But the one we are referring to is 560ti Twin Frozer II/OC & is better than stock HD 6950..


----------



## mitraark (Aug 25, 2011)

Corsair 4GB X 1 1333 MHz CL9 Value DDR3 @ 1.3K  ??


----------



## Tenida (Aug 25, 2011)

^^No, its 1.5k.


----------



## Cilus (Aug 25, 2011)

MegaMind said:


> But the one we are referring to is 560ti Twin Frozer II/OC & is better than stock HD 6950..

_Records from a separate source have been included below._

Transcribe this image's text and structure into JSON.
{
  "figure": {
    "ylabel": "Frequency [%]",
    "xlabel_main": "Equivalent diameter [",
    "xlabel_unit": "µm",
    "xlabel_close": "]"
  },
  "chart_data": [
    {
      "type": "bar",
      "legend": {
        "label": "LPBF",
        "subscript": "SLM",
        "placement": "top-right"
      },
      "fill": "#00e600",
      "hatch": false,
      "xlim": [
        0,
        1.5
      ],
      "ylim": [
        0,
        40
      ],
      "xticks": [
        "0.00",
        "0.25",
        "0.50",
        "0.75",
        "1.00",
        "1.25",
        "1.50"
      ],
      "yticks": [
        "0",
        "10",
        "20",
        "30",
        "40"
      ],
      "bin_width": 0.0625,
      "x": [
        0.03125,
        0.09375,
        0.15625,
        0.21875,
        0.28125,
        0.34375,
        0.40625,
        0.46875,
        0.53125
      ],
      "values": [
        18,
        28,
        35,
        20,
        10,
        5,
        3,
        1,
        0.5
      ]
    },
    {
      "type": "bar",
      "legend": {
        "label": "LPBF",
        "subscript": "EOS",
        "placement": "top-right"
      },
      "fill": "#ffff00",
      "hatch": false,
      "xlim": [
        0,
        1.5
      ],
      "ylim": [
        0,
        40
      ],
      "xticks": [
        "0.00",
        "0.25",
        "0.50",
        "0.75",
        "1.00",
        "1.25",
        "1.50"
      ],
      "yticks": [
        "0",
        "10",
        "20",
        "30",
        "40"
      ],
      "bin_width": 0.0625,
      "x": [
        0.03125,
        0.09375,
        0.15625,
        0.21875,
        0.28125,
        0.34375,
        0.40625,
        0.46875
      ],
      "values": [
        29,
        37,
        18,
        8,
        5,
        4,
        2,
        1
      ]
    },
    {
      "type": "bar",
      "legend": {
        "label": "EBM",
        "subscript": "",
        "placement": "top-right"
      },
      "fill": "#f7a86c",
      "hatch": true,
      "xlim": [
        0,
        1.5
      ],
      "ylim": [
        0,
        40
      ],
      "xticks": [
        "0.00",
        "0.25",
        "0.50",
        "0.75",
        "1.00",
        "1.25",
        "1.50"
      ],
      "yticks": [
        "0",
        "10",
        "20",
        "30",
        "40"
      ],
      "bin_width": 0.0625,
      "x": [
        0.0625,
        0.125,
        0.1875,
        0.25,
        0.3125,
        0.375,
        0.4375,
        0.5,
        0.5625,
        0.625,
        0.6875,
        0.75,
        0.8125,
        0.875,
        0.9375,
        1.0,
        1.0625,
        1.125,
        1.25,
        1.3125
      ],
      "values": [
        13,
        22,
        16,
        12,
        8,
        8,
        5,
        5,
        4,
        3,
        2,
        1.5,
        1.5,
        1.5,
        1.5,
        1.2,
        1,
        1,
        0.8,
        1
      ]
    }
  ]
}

Twin Frozr II 560 Ti O/C has better cooler and provides more overclocking headroom, but not better performer than HD 6950 stock at out of the box. It needs to be pushed a little further to beat HD 6950.


----------



## d6bmg (Aug 25, 2011)

^^ It depends.. seller to seller.


----------



## MegaMind (Aug 25, 2011)

Cilus said:


> Twin Frozr II 560 Ti O/C has better cooler and provides more overclocking headroom, but not better performer than HD 6950 stock at out of the box. It needs to be pushed a little further to beat HD 6950.



But the reviews say so..


----------



## Jaskanwar Singh (Aug 25, 2011)

MegaMind said:


> But the reviews say so..


refer to latest hardocp review i mentioned in gpu section. It uses latest drivers and dx11 games.


----------



## glenvarun (Aug 26, 2011)

Ok guys heres the stuff,
1)560ti done.
2)insisted on Corsair psu ..
3)My initial thing was that i'd go for a 6850, but now am going with the 560 ti instead. Its already kinda like an upgrade and my budget is restricting me to go further to the 6950.
4)For the Case(cm elite 430) i was checking this as an alternative, any opinion on it would be great,
Buy NZXT in India | NZXT Crafted Series Guardian 921 RB


----------



## d6bmg (Aug 26, 2011)

NZXT Guardian 921RB isa very good case. 
If you ask me I would prefer 921 RB than CoolerMaster HAF 922 for better value of money. So, if 921 RB is available at your area, go for it.


----------



## glenvarun (Aug 29, 2011)

d6bmg said:


> NZXT Guardian 921RB isa very good case.
> If you ask me I would prefer 921 RB than CoolerMaster HAF 922 for better value of money. So, if 921 RB is available at your area, go for it.



I did manage to find a retailer for this case, just loved the case .
Gonna place an order today. One more question,
Will the Corsair GS600 be able to handle the i5 2500k (probably o/c) and 560ti along with the 3-4fans that will be in the case?


----------



## Cilus (Aug 29, 2011)

^^ Yes, GS600 can handle


----------



## glenvarun (Aug 29, 2011)

Thanks a lot man


----------



## d6bmg (Aug 30, 2011)

If you can't find NZXT Guardian 921RB at local market, then order it online. At that price range, with its look, no other case can beat it.


----------



## glenvarun (Sep 5, 2011)

hey guys thanks for all the help and suggestions, Pc under assembling  procedure, The assembler and me gonna do the assembling mostly by tomorrow or day after . ( new experience for me )

@d6bmg
hey dude, i got the Guardian ....had gone to lamington with my friends, three of us carrying the case with intervals . Got the GS600 over there too


----------



## d6bmg (Sep 6, 2011)

^^ Congrats!! 8.2kg & 3 friends?? Cool.

Post some pics before & after assembling them.


----------



## glenvarun (Sep 6, 2011)

Sure, tomorrows the day, hes getting the gfx/mobo/cpu tomorrow, rest of the stuffs at my place.
Made quite a few changes.
Asus P8p67 pro mobo (rev 3)
asus 560ti direct cu
corsair 4+4gb ram


----------



## d6bmg (Sep 6, 2011)

^^ So, what was the total damage?


----------



## glenvarun (Sep 6, 2011)

it costed 50-52k


----------



## Cilus (Sep 7, 2011)

glenvarun said:


> Sure, tomorrows the day, hes getting the gfx/mobo/cpu tomorrow, rest of the stuffs at my place.
> Made quite a few changes.
> Asus P8p67 pro mobo (rev 3)
> asus 560ti direct cu
> corsair 4+4gb ram



If u r buying i5 2400, there is no point in going for P67 mobo. It is made for pairing with a K series processor for overclocking and sacrifices the display output. So if you plug a non k i5 2400 cpu on it, you can't use the Intel HD 2000 Gfx and quiksync and you will miss overclocking as 2400 is a non-K processor.


----------



## glenvarun (Sep 7, 2011)

sorry bro, i forgot to mention that the cpu is the i5 2500k , overclockin seems damn exciting


----------